There is an elephant in the room
When there is an elephant in the room,
you can't pretend it is not there and just
discuss the ants.
Wow it is nearly two weeks since I last blogged and I don't think my post advertising our new podcast counts. I have had plenty of time to blog but I think for the first time in 4 months I have a slight writers block. Ok I am not a writer I am a blogger, but surely that is still as worthy as other forms of written word. I think over the past few months I have actually tried to move away from the blogging term, but why should I? A blogger is what I am and that is what this website is, a blog of my thoughts, my live public diary. More closely to home I saw last week in a completely different world to mine, the beauty blogging world no less people challenging blogging authenticity. I would hate to think my blog was not being authentic, it is probably the only thing I could sell myself on, being authentic. Blogging can so often be disrespected by so many as it is an easy target but it is one of the most true forms of journalism and written word. It is the word of the people, it allows for the smallest person with a computer to express their thoughts on something. Now that we are in the digital age every one now has a voice like never before. Thats my two cents on blogging, I shall step down off of my soapbox now.

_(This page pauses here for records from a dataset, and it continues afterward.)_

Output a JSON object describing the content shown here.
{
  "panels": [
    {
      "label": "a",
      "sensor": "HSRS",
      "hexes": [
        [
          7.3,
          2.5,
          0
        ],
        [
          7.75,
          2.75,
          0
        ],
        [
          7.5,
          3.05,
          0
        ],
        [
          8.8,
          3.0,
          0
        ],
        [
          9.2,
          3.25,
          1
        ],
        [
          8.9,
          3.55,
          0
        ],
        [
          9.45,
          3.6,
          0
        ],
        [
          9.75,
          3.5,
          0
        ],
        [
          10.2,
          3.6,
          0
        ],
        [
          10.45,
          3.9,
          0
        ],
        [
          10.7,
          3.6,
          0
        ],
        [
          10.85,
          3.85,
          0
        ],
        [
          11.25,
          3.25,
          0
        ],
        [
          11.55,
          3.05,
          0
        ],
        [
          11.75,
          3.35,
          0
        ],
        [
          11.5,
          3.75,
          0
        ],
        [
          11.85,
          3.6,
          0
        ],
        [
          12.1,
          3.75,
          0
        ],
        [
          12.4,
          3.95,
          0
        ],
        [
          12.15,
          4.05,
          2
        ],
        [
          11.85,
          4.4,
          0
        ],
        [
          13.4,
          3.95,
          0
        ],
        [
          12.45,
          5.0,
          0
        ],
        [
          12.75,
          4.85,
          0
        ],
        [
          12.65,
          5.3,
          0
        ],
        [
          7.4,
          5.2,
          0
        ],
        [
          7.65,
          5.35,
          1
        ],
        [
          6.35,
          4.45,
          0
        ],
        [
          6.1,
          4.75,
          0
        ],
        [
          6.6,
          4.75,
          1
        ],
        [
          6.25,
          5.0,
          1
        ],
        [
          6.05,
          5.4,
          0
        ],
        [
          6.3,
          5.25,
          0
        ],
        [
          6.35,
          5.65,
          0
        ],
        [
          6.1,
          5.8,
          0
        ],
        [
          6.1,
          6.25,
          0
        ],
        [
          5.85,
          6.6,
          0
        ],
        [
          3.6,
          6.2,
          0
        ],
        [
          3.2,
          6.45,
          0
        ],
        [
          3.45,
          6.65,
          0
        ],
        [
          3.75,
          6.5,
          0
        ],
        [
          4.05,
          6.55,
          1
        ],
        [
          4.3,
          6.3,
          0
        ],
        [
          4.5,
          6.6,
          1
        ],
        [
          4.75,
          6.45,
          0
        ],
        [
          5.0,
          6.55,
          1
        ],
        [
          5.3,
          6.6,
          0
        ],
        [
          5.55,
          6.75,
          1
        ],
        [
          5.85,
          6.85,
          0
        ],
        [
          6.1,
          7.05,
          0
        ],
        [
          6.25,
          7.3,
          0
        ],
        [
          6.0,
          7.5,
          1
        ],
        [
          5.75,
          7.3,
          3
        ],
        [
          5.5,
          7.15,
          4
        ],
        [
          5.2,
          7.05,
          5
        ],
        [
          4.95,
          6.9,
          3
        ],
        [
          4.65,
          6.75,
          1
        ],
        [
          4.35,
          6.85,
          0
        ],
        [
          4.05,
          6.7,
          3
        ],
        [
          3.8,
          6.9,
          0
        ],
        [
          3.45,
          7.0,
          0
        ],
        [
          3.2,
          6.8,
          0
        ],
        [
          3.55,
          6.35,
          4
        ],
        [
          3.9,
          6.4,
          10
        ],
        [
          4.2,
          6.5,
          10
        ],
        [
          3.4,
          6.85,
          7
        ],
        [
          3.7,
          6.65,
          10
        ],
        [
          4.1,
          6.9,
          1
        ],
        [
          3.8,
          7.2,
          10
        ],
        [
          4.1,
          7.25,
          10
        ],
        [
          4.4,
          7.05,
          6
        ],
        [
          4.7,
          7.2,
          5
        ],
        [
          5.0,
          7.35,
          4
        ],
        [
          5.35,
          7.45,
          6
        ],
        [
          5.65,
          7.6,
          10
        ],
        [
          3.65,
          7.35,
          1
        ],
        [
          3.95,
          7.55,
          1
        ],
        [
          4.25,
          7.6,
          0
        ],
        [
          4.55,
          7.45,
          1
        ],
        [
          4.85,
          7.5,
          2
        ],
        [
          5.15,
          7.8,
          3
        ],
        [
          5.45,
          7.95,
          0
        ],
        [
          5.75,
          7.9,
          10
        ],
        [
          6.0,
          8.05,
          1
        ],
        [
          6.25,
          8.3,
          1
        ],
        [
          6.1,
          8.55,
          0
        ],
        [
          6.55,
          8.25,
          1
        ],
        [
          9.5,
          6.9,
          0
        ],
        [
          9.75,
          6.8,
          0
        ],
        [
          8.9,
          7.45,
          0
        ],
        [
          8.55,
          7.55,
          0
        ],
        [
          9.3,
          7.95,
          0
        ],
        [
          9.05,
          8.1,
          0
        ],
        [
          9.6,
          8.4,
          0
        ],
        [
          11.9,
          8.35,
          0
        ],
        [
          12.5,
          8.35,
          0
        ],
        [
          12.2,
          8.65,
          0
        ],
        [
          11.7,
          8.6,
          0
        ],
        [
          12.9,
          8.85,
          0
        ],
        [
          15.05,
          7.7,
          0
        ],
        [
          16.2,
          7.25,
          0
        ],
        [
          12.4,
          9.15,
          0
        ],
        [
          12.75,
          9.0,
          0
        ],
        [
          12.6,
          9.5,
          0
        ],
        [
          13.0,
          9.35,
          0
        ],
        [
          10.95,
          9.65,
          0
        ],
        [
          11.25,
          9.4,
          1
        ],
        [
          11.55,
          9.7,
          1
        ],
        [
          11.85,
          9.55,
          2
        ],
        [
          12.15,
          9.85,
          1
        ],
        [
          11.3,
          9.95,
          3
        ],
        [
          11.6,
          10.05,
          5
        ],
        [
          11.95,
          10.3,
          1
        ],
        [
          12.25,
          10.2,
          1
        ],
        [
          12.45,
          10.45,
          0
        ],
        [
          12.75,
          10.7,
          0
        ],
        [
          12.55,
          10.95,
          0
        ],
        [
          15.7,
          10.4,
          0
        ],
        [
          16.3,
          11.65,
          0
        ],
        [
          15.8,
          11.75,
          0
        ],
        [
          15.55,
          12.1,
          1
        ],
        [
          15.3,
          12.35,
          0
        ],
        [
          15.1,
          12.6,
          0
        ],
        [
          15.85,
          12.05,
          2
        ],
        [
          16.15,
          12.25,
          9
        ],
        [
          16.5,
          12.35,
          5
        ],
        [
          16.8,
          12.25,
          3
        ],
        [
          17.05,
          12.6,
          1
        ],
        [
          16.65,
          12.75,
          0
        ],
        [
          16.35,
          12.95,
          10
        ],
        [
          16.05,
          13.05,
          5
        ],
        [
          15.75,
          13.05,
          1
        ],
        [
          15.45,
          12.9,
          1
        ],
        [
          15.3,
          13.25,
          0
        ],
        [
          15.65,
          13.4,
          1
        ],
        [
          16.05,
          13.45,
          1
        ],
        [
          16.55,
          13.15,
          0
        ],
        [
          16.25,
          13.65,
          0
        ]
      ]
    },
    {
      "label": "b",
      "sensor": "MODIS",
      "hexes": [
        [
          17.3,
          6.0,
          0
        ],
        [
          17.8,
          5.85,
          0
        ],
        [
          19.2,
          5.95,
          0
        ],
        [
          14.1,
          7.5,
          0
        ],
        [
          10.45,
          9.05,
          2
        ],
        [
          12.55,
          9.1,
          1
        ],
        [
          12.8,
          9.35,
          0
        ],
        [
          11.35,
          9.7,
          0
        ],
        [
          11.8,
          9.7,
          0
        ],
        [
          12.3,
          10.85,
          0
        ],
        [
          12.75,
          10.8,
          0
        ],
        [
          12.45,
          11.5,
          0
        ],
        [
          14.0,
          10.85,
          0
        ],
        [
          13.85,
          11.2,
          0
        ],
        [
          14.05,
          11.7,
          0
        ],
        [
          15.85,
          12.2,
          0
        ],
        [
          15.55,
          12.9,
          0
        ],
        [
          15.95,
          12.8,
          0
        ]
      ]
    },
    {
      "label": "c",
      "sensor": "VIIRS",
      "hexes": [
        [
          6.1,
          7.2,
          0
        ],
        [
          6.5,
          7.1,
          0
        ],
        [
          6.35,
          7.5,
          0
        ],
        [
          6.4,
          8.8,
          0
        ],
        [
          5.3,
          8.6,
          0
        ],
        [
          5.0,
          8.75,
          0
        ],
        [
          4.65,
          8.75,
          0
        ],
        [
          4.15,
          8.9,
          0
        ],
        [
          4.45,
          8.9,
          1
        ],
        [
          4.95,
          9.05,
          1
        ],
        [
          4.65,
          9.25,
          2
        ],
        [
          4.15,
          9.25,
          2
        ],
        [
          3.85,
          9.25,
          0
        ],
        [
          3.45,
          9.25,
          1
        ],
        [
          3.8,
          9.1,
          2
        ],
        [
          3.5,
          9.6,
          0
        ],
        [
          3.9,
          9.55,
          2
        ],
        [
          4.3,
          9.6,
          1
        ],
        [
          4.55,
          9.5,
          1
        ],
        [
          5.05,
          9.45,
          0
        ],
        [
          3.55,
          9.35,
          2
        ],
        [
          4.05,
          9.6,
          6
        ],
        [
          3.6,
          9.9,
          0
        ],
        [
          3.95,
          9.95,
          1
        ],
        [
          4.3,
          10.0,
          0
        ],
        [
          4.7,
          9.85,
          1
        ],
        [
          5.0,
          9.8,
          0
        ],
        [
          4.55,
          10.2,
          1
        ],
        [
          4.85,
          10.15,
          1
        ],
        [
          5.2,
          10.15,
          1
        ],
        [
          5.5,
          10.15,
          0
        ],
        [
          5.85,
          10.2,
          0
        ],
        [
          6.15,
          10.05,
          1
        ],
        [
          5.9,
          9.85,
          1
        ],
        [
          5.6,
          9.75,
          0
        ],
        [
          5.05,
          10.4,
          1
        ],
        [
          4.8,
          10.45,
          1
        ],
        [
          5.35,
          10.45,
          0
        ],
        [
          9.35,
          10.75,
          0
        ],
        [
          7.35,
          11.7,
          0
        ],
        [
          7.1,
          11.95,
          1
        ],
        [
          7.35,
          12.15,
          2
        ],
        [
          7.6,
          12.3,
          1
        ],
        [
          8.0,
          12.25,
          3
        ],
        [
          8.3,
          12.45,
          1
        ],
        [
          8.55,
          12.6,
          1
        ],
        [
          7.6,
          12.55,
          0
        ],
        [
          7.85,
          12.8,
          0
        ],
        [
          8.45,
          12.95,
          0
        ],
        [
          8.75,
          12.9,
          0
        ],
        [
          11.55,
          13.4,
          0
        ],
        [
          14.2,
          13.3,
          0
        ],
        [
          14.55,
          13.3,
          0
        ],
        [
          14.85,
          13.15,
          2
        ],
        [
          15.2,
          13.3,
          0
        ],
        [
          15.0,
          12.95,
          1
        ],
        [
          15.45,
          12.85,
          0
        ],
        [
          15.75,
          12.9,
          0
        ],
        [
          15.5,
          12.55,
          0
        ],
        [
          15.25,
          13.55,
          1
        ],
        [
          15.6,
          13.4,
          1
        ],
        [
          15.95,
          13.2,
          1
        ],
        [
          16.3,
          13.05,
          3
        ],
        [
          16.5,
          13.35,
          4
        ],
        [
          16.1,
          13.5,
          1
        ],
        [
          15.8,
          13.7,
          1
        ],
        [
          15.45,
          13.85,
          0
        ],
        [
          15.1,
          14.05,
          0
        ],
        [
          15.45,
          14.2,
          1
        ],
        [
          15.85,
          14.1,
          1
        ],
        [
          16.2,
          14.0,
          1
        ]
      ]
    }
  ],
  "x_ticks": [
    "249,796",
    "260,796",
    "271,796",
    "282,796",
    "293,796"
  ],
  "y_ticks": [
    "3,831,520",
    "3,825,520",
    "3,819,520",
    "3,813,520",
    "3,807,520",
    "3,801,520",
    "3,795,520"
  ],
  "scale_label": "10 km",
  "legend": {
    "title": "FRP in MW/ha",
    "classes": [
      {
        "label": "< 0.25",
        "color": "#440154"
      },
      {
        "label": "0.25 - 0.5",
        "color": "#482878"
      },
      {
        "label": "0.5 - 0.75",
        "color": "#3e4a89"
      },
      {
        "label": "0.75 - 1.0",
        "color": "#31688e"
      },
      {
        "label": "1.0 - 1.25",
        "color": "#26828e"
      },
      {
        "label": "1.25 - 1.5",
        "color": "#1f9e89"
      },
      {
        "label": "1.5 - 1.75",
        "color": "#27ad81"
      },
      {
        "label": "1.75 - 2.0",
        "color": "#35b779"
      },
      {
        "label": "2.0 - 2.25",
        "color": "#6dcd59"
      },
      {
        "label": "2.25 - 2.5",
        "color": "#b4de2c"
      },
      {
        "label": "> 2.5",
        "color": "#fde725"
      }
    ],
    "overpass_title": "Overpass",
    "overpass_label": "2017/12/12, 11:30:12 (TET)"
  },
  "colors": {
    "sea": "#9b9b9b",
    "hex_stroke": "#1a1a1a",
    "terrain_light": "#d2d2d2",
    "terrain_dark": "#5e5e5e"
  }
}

Back to writers block, I have genuinely wracked my brains as to what to write about, so I figured the best thing I could do is write down ideas as they come to me. That way then I have something I can build on for the blog. Rather than this being anything special I thought a few updates on my life over the past few weeks would be pertinent. Ok first up is what this blog has now become synonymous with, fertility. Last week I was approached by an Irish tv station to come on their breakfast show with Joanne to speak about fertility. What a kind and cool offer! Although we talked it over and we ultimately declined the opportunity, let me explain why. Going on tv presents a fantastic opportunity to further speak about fertility to an even wider audience than my blog or our Irish Times piece. Being honest however I was very nervous about the prospect of going on tv to speak about something so close to my heart with every blog I put up I don't want to draw anger or be hurt, what can I say I am a sensitive soul. When I wrote about our experience on here I was so happy I got to speak about something so hard as IVF with people and for them to get the process. It helped me so much and I got strength from others who have been through it or were still going through it. We also really enjoyed working with the Irish Times but we also feel there is only so much we can talk about IVF before we have to start to draw a line on about how much more we can speak about it all. I don't come to these conclusions lightly or at the drop of a hat but I saw Joanne struggle a few weeks ago around Mothers Day and I didn't even anticipate it.
All I could think is we cannot continue raking the coals up on something that has been so hard to deal with it, we have to move on somehow I hope that makes sense as you read this. Right now we are in a frame of mind that we need to to get past these next few years. We are still taking our Pre Conceive, hoping and praying it somehow works. I use the analogy of trying to wash a stain out a of shirt, it maybe nearly gone but it still keeps coming back. For months we progressed our way of thinking but like the stain the thoughts flood back just like that and when they do it is so difficult not to let them take over your whole mind. Just like pre IVF we have gone back to the usual game of waiting for the end of every month to see if some how a miracle has happened. Do I believe in miracles, probably not, I am the glass half empty person of the relationship. We are so alike in so many ways but Joanne is alot of the time the antithesis to me. She is the glass half of full person she has been like that since the very first day I met her. We march on hoping somehow we get that plus or 2 lines on a pregnancy test.
In more positive news we are both absolutely loving our podcast "Meet the Dekortes". We have only done 2 of them but we are having so much fun, just talking about stupid stuff. I really wish I had done this sooner with Joanne. I will link below if you would like to listen or subscribe. Maybe just like my blogs over the past few months this will be our next step in distraction from the elephant in the room. I don't know if what we go through is a form of depression or not but we had a dark week or two recently. Like waves this process has a peak and we are on that again, I loathe the thoughts of that trough that inevitably comes though.
Well that is it for today, short and hopefully sweet.